Brinkman: ‘Ik denk dat ik iets benaderbaar ben en wat makkelijker. Ik was meer op mezelf gefocust toen ik jonger was. Nu ben ik meer met mijn omgeving bezig. Ik stel me meer open voor het team, mijn visie is wat breder. Dat helpt me ook als mens. Ik voel me nu lekker in het team. Ik ben daar gelukkig en op mijn plek, en dat zie je terug in het veld. Ik heb veel vertrouwen.’

De Geus: ‘Ik denk dat ik heb geleerd om meer mezelf te zijn. Ik had in het verleden de neiging om de kat uit de boom te kijken en af te wachten wat er van me gevraagd wordt en hoe ik moet gedragen.
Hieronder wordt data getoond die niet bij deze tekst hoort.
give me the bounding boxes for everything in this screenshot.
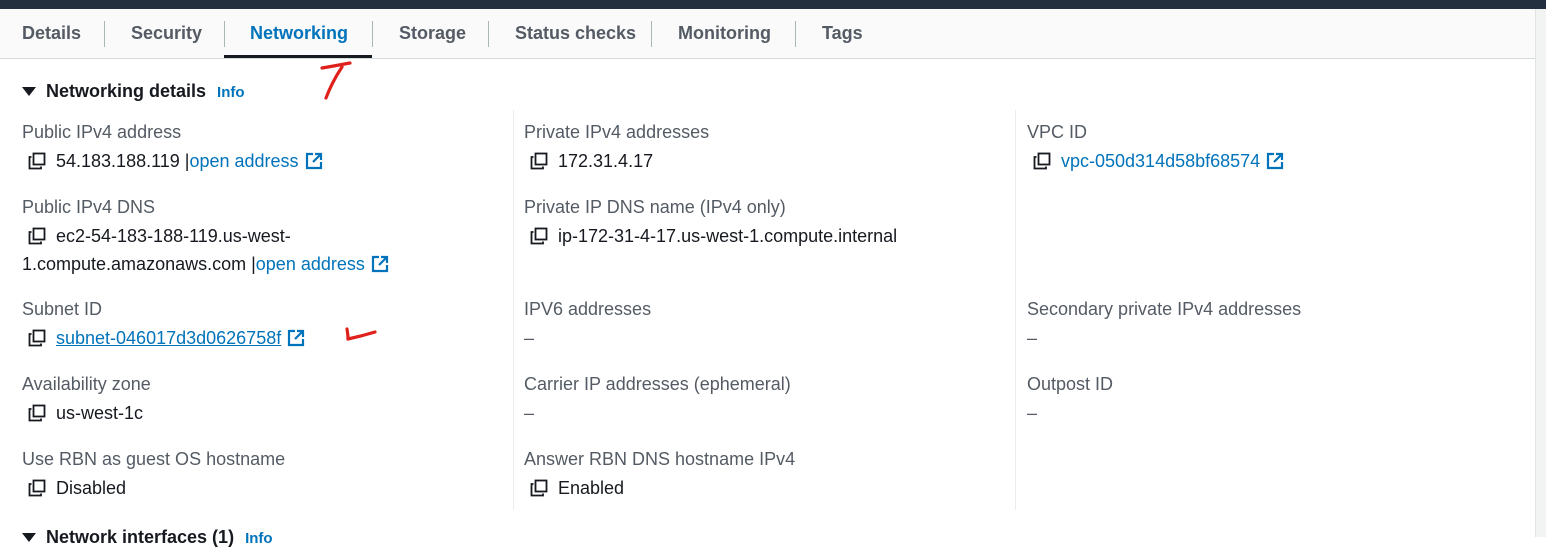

Maar er wordt ook in het team op gehamerd dat je altijd jezelf moet zijn. Dat voelt heel goed. Ik hou ook van een geintje maken. Sommige spelers zien me als iemand die ervan houdt voor de lol een beetje te stoken tussen mensen. Daar kan ik van genieten. Wat dat betreft mis ik Wortel (Floris Wortelboer, red.) ook heel erg.’

Hoe professioneel is hockey de laatste jaren geworden? Hoe erg moet je ernaar leven?

Brinkman: ‘Als je kijkt hoeveel dagen in de week je ermee bezig bent, dan is het al best wel een tijdje heel professioneel. De dingen die je er buiten kunt doen zijn op een hand te tellen. Dat vraagt veel discipline van jezelf. Iedereen die hier speelt, wil het heel graag en heeft een bewuste keuze gemaakt. Dan moet je er alles voor doen. Ik zie het zo: tussen 18 en 34 jaar kan je lichaam pieken en moet je dat optimaal benutten. Als je 50 bent kan dat niet, maar kun je wel werken. Zo zit ik erin. Het is zo professioneel geworden, de voorbereiding is heel intensief, soms ben je echt zo moe. Maar nu we hier zijn vergeet je die vier maanden dat je zoveel traint.’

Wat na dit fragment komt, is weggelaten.